LA LANGUE DE LA GESTION

"Paul s’arrêta dans un autocenter pour faire le plein de gas-oil avant de prendre le car-ferry. Sa société, qui travaillait beaucoup à l’export, lui offrit un incentive-tour à Londres. Il devait assister à trois conférences dans une business-school : une sur les incoterms, une autre sur le franchising, et la troisième sur les joint-ventures. La traversée fut un peu plus longue que prévu à cause d’un container-ship. Paul en profita pour aller faire du shopping dans le duty-free-shop du ferry-boat. Il n’y trouva rien d’intéressant sinon quelques pin’s pour son fils. Aussitôt après le débarquement, il échangea quelques traveller’s checks dans une drive-in bank." Remplacez dans le texte ci-dessus les expressions et mots étrangers par des équivalents français. Cet exercice a fait partie des épreuves du concours de la Coupe francophone du français des affaires (le Mot d’Or 92) destiné aux élèves et étudiants des écoles de commerce et de gestion. Créé en 1988, ce Mot d’Or a une triple vocation : l’amour des mots, la passion de l’action efficace et l’avenir de chaque culture.

CINQUANTE SPÉCIALISTES

À l’origine, il y a un professeur d’économie et de gestion qui, au début des années 70, avait le plus grand mal à enseigner à ses élèves les techniques portées par des termes étrangers qui ne correspondent, a priori, pas à la culture des jeunes : merchandising, mailing, marketing, sponsoring, raider, probing.

En ce temps-là, les débuts de la formation à la gestion et les concepts de base sont flous. Le jeune professeur n’est pas le seul â ressentir le besoin de clarification : en janvier 1974, une note du ministère de l’économie demande aux spécialistes de s’exprimer dans une langue claire.
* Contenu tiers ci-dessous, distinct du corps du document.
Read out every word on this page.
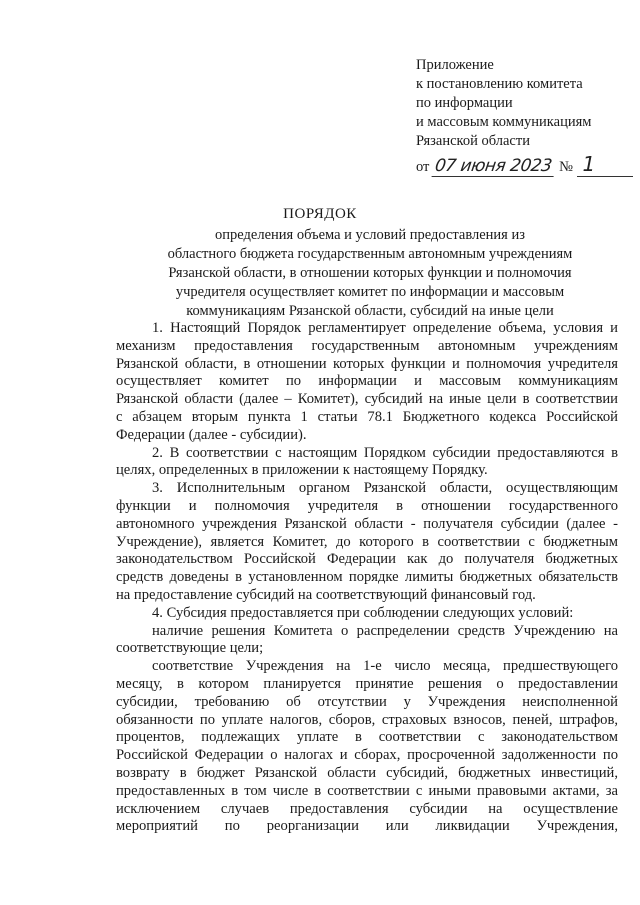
Приложение
к постановлению комитета
по информации
и массовым коммуникациям
Рязанской области
от 07 июня 2023 № 1
ПОРЯДОК
определения объема и условий предоставления из
областного бюджета государственным автономным учреждениям
Рязанской области, в отношении которых функции и полномочия
учредителя осуществляет комитет по информации и массовым
коммуникациям Рязанской области, субсидий на иные цели
1. Настоящий Порядок регламентирует определение объема, условия и
механизм предоставления государственным автономным учреждениям
Рязанской области, в отношении которых функции и полномочия учредителя
осуществляет комитет по информации и массовым коммуникациям
Рязанской области (далее – Комитет), субсидий на иные цели в соответствии
с абзацем вторым пункта 1 статьи 78.1 Бюджетного кодекса Российской
Федерации (далее - субсидии).
2. В соответствии с настоящим Порядком субсидии предоставляются в
целях, определенных в приложении к настоящему Порядку.
3. Исполнительным органом Рязанской области, осуществляющим
функции и полномочия учредителя в отношении государственного
автономного учреждения Рязанской области - получателя субсидии (далее -
Учреждение), является Комитет, до которого в соответствии с бюджетным
законодательством Российской Федерации как до получателя бюджетных
средств доведены в установленном порядке лимиты бюджетных обязательств
на предоставление субсидий на соответствующий финансовый год.
4. Субсидия предоставляется при соблюдении следующих условий:
наличие решения Комитета о распределении средств Учреждению на
соответствующие цели;
соответствие Учреждения на 1-е число месяца, предшествующего
месяцу, в котором планируется принятие решения о предоставлении
субсидии, требованию об отсутствии у Учреждения неисполненной
обязанности по уплате налогов, сборов, страховых взносов, пеней, штрафов,
процентов, подлежащих уплате в соответствии с законодательством
Российской Федерации о налогах и сборах, просроченной задолженности по
возврату в бюджет Рязанской области субсидий, бюджетных инвестиций,
предоставленных в том числе в соответствии с иными правовыми актами, за
исключением случаев предоставления субсидии на осуществление
мероприятий по реорганизации или ликвидации Учреждения,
Le président de l’Action pour promouvoir le français des affaires (APFA), Jean-Marcel Lauginie, se défend d’être un puriste, un défenseur du bon français. "Notre souci n’est pas de lutter contre le franglais, ni même de protéger notre langue. Il s’agit de tout autre chose. Nous voulons arriver à une limpidité de la langue économique en tant que vecteur de communication. Condillac disait : "Une science, c’est une langue bien faite". La gestion, c'est avant tout aussi une langue bien faite."

Pour Jean-Marcel Lauginie, il est essentiel, non seulement de traduire en français les termes anglo-saxons, mais de pousser les autres pays à en faire autant. Il déplore, par exemple, que les Allemands parlent de software, faute d’avoir un équivalent germanique pour le terme logiciel. Les dialogues seront facilités si chacun prend conscience de l’importance capitale de. la terminologie dans un domaine aussi universel. La correction des termes est jugée à la fois par la délégation générale à la langue française, par l’Académie française, par des économistes, sans oublier les hommes de médias.

Le chouchou de l’association est l’entreprise IBM, pour avoir inventé et imposé le terme "ordinateur" au lieu de computer, mais aussi pour l’effort colossal que représente son centre de francisation à Marne-la-Vallée, où plus de cinquante spécialistes assurent la francisation des produits et la traduction de milliers de documents techniques.

Un dépliant de poche réédité chaque année, 700 mots pour les affaires, présente les expressions françaises nouvelles telles que mercatique pour marketing, exclusivité pour scoop, parrainage pour sponsoring et voyagiste pour tour operator. Son succès ne se dément pas depuis quelques années, preuve, si besoin en est, de son utilité.